La società tecnologica milanese, tra le principali europee nel suo settore, non ha ancora comunicato il numero di azioni in offerta, né tempi o forchetta di prezzo. L’operazione è coordinata da Goldman Sachs, J.P. Morgan e Allen & Company come capofila, con un consorzio di undici co-manager che include, tra gli istituti italiani, IMI-Intesa Sanpaolo, UniCredit e Banca Akros del gruppo Banco BPM.
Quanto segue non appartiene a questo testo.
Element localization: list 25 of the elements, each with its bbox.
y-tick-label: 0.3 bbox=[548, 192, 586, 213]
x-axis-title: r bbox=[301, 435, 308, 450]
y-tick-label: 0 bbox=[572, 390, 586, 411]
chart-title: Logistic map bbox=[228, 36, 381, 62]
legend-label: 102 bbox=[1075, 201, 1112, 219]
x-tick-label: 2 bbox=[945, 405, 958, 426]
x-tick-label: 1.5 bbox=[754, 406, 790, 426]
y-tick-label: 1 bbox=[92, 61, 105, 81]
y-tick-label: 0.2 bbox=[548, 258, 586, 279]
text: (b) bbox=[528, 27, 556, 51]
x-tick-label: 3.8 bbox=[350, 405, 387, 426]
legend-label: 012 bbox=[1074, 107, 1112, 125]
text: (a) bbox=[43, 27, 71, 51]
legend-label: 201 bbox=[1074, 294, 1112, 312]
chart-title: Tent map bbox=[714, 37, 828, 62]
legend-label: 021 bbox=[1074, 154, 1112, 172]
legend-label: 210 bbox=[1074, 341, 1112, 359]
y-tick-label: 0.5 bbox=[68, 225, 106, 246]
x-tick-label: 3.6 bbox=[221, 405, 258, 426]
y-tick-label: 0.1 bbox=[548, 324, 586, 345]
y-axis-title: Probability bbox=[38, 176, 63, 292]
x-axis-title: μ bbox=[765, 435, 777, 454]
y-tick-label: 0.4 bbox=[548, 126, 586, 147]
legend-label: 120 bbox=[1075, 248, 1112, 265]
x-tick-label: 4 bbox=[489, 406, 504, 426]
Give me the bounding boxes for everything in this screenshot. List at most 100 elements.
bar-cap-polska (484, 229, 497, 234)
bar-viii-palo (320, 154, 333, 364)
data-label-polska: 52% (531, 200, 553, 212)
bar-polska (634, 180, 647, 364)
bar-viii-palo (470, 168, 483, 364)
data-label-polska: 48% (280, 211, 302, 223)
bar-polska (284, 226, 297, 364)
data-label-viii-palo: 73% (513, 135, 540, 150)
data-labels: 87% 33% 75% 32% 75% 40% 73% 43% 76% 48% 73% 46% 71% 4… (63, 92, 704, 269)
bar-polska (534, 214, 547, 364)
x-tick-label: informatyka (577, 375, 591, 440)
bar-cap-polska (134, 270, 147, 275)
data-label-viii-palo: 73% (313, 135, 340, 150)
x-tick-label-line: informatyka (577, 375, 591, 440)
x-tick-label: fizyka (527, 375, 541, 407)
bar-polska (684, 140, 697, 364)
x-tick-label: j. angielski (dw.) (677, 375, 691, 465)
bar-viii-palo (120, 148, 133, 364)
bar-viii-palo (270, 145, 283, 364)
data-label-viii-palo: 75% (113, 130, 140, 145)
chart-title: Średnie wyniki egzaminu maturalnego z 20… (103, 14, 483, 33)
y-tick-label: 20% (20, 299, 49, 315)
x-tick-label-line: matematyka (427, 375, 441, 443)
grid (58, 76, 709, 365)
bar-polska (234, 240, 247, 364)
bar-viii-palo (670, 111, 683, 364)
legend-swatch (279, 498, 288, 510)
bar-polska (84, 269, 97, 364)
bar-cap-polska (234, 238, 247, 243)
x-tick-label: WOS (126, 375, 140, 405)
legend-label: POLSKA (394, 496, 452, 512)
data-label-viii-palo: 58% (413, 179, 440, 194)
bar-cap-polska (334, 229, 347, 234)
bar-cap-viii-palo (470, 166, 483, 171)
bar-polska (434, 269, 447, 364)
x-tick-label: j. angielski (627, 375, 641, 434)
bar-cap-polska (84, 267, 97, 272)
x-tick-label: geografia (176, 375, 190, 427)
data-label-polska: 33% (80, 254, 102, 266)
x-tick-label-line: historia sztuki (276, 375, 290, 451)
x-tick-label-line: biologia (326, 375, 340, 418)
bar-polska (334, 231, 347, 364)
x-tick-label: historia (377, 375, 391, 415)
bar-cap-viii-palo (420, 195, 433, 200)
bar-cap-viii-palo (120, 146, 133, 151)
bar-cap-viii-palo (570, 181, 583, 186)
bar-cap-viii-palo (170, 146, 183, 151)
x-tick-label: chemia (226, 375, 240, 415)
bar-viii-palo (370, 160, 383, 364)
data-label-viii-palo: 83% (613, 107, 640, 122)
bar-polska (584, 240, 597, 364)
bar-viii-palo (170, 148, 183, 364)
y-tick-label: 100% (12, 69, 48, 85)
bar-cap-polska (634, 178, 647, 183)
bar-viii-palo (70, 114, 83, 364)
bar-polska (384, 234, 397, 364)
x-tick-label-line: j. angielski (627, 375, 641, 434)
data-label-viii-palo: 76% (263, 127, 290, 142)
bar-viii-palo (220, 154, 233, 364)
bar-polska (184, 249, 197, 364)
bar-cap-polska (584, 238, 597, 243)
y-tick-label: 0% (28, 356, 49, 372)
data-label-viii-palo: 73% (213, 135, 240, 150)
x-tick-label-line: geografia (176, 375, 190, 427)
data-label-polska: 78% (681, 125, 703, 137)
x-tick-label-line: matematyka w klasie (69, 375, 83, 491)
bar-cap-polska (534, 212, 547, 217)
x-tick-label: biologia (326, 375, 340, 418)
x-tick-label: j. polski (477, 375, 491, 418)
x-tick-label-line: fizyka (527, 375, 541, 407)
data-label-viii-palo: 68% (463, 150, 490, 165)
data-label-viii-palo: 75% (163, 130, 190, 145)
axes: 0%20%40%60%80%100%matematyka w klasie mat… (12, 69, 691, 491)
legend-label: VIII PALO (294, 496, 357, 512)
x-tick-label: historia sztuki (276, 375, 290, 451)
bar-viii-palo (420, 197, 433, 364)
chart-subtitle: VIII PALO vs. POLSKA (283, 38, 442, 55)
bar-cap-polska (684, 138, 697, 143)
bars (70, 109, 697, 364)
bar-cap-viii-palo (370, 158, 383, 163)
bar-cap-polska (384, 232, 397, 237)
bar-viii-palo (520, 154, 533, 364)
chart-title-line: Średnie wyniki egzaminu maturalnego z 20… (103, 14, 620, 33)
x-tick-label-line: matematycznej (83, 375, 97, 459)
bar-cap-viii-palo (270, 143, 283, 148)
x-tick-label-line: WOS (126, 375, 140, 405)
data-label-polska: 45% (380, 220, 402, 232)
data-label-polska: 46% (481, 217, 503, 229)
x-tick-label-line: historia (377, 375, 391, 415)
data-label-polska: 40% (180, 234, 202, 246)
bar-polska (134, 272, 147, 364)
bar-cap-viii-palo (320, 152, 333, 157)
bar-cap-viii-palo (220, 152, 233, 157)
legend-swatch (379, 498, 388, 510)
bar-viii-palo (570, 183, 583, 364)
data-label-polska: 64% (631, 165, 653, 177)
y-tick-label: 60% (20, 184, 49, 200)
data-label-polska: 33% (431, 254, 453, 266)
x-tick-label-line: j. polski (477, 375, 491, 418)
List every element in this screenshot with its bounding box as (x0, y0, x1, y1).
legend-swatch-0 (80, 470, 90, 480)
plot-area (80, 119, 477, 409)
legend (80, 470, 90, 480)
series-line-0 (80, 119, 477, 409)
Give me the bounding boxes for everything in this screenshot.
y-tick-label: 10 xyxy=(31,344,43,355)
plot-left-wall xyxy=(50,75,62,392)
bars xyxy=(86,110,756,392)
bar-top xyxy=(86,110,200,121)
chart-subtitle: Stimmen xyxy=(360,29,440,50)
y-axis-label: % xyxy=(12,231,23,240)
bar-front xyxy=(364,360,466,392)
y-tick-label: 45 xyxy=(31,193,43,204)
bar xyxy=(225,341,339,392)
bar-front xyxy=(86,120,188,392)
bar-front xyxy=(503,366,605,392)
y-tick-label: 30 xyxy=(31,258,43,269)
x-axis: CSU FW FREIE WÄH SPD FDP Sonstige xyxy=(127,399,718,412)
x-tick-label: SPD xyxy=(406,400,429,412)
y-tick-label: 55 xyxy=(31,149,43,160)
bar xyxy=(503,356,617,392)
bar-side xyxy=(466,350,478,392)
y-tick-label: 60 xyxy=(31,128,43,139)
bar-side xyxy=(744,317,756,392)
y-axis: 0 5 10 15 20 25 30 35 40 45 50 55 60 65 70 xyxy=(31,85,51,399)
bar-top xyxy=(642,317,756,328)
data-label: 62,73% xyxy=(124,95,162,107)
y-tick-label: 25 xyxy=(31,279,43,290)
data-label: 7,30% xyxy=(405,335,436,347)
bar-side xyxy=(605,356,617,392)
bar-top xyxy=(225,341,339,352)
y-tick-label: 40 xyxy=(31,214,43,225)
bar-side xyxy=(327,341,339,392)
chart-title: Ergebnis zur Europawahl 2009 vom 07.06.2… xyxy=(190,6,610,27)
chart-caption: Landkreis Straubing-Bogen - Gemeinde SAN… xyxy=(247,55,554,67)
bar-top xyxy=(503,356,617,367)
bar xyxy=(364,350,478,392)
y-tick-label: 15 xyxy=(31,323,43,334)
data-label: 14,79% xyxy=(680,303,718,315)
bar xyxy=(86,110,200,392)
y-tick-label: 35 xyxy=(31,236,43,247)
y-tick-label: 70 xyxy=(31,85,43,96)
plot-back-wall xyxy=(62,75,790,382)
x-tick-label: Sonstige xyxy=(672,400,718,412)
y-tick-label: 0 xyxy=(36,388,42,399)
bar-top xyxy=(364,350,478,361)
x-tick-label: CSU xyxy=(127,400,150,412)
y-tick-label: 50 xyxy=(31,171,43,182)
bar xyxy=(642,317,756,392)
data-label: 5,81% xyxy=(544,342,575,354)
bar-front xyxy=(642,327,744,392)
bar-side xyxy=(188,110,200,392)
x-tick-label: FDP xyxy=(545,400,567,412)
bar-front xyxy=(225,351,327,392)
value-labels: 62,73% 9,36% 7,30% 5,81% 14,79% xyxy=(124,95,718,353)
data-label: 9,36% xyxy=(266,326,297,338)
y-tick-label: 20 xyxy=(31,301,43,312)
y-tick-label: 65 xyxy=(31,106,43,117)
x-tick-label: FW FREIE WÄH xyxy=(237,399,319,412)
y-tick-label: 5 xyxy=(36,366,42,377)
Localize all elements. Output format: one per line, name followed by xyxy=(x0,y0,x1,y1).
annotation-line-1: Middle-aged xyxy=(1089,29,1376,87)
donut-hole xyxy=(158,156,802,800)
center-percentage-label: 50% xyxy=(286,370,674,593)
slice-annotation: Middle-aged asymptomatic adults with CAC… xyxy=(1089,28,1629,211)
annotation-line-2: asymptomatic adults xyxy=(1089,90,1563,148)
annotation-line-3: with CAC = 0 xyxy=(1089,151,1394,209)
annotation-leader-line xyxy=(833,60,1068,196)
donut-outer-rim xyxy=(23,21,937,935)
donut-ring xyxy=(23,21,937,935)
Bending Spoons è nota per una strategia di crescita fondata sull’acquisizione di prodotti digitali in difficoltà, la loro trasformazione operativa profonda (tecnologia, design, marketing, monetizzazione) e il reinvestimento dei proventi in nuove acquisizioni.
Tra i marchi nel suo portafoglio figurano AOL, Evernote, Vimeo, Eventbrite, WeTransfer, Remini e StreamYard. A marzo 2026 la società serviva oltre 500 milioni di utenti attivi mensili e più di 9 milioni di clienti paganti. L’intelligenza artificiale è descritta nel documento depositato alla SEC come “componente centrale della visione” aziendale e strumento chiave nelle trasformazioni dei prodotti acquisiti.
La quotazione sarebbe la prima di una grande società nativa tecnologica italiana sui mercati americani, in un momento in cui la corsa alle IPO del settore AI vede già in lista Anthropic, OpenAI e SpaceX.